HARVARD LAW STUDENTS HELP OVER 80 FAMILIES DURING THEIR PRO BONO SPRING TRIP AT CALA
Read the Harvard Law Today feature (with pictures): http://today.law.harvard.edu/2015-spring-break-clinical-pro-bono/
CALA recently hosted a group of Harvard Law students as part of HLS' Pro Bono Spring Break Trips 2015 Instead of sipping cocktails on a tropical beach, the student came to windy Chicago and prepared, conducted outreach for, and provided legal services at three workshops in Little Village and South Chicago. The students helped undocumented students complete initial and renewal applications for Deferred Action for Childhood Arrivals (DACA) applications, and parents determine eligibility and prepare documentation for Deferred Action for Parental Accountability (DAPA) applications. In a single week, which included working on Friday night and Saturday, the students helped over 80 families!
The law students learned about CALA's community activism lawyering model, as they collaborated with community activist organizations, including Enlace-Chicago and Centro de Trabajadores Unidos-Immigrant Workers Project. In addition, they were also able to observe and explore community activism lawyering in action at CALA's clinics and at other community organizing activities, including presenting a Spanish-language training for Knowledge Hook-Up.
Sponsored by the law school's Office of Clinical and Pro Bono Programs, the HLS Pro Bono Spring Break trips provided opportunities for students to use their spring breaks to do important pro bono work in Chicago, Alabama, the Mississippi Delta, and South Texas. The trips ran from March 14-22, 2015.
Some reflections from the participants, excerpted from the article written by one of the students, Isabel Broer. To read the full article, click here
"Naomi Campbell writes: “This past week was completely reenergizing. CALA and the community organizations in Little Village and South Chicago are wonderful examples of community-led activism and it was great to see such a strong partnership between lawyers and organizers. I really valued putting names and faces to policies and ideas and learning more about the barriers undocumented people face on a daily basis. Their drive to advocate for themselves and for their families was inspiring. Thank you to Lam, Raymundo at CTU, and Lulu at Enlace Chicago for hosting and teaching us so much.”

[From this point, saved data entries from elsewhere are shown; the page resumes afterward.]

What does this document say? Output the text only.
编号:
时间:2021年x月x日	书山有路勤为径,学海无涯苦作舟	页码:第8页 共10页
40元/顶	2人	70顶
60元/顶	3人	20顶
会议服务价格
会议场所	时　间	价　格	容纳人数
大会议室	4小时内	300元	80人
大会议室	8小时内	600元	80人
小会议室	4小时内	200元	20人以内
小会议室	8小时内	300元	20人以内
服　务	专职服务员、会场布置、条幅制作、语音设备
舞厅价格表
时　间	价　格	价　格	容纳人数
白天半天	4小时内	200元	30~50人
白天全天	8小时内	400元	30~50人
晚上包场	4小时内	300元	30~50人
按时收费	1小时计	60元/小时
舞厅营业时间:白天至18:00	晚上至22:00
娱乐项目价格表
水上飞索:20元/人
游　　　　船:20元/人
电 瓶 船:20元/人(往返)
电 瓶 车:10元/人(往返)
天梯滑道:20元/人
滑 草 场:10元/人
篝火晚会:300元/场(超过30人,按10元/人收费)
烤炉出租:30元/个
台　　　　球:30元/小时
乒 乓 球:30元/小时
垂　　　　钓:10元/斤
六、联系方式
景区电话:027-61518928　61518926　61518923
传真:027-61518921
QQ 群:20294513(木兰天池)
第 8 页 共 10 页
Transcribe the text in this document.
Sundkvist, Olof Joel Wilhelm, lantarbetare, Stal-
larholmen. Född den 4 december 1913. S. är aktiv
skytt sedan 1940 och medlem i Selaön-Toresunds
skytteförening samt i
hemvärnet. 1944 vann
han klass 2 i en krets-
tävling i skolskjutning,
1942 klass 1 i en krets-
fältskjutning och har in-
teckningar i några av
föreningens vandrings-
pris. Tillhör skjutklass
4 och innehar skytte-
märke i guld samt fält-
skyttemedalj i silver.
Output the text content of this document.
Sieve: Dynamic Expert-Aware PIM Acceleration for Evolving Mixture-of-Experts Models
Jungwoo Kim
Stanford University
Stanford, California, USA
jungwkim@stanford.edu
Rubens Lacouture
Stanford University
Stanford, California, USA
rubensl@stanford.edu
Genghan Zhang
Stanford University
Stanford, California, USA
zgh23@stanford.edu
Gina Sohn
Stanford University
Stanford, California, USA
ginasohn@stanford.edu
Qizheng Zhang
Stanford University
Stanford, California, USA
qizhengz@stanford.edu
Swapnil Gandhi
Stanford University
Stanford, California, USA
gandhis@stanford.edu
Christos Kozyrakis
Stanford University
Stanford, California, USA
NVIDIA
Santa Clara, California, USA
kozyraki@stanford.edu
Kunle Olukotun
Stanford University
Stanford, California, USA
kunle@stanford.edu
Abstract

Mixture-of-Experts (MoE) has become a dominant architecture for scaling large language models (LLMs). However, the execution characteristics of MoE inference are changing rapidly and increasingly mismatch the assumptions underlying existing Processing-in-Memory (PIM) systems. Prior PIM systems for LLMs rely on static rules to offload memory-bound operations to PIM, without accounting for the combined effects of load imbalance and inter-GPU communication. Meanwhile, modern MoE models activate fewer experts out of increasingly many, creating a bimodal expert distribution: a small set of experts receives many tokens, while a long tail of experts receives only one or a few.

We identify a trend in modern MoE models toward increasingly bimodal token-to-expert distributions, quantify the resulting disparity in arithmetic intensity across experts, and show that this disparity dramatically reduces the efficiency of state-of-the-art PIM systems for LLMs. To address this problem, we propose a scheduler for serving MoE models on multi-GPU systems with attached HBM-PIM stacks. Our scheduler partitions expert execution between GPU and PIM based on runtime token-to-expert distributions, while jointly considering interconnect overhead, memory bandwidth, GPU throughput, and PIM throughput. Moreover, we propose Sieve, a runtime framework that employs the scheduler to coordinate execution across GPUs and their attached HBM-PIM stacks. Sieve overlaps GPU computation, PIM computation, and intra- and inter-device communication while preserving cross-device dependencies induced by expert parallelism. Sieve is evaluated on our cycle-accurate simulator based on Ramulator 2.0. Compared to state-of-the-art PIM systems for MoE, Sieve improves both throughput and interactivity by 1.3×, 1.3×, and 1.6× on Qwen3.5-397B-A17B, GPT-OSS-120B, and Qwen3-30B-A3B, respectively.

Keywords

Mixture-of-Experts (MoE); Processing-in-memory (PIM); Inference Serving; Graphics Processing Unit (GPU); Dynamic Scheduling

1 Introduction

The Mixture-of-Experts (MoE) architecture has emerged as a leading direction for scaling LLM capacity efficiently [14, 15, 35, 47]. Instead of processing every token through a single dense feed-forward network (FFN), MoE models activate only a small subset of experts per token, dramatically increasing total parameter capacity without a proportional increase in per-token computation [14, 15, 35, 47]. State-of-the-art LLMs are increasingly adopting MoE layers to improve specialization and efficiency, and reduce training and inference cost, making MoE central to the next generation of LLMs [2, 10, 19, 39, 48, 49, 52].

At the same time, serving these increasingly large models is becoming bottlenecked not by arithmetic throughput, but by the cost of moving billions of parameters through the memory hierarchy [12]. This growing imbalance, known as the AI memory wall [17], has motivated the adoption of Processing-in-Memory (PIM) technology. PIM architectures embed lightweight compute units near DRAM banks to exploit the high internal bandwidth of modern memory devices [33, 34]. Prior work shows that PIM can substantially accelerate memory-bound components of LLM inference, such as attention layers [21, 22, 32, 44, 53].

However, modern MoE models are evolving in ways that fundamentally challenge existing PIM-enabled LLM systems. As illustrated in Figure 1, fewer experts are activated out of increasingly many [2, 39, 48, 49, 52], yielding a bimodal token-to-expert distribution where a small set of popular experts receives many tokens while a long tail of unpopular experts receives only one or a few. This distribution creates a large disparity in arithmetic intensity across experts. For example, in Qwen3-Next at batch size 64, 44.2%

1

Dami Animashaum echoes Naomi’s sentiments: “I am very grateful to have spent spring break working with Lam, CALA, Enlace, Knowledge Hookup, and CTU. These organizations and the many individuals, from dedicated staff members to community volunteers that keep them afloat are a blessing to the communities they serve and a model for other legal services organizations to aspire to. These organizations are directly situated in communities where access to legal and other social services are most needed, and through collaboration and coalition, they are making great strides to satisfying that need. A testament to the communal nature of these organizations is how seamlessly we were able to fit in; every single person was incredibly welcoming and made us feel like valued members of the team. The three DACA and DAPA workshop we staffed were extremely successful, we assisted over 80 people in completing or renewing their DACA application and preparing to apply for DAPA. I am sure this experience will inform the legal work I do in future.”
Finally, Andréa R. Lavourinha, an attorney from Brazil, reflects on her experiences: “Community lawyers play an essential role in addressing the kinds of structural problems low-income communities face. The trip is over, but the life lesson remains. Among workshops, clinics and sightseeing, the spring break clinic at CALA was an amazing opportunity to get in touch with the wonderful work developed by Lam Ho and his team. Also, we became aware of the various skills a community lawyer must develop in order to address the immigration and legal problems these communities face. Not only applications were filled up. Lam Ho, together with Nebula Li, and incredible community leaders – as Raymundo Valdez – help inform community members. They bring awareness of individuals’ rights. Weekly, they change the lives of a vast group of community members. It was an unforgettable experience to take part in this change during a week.”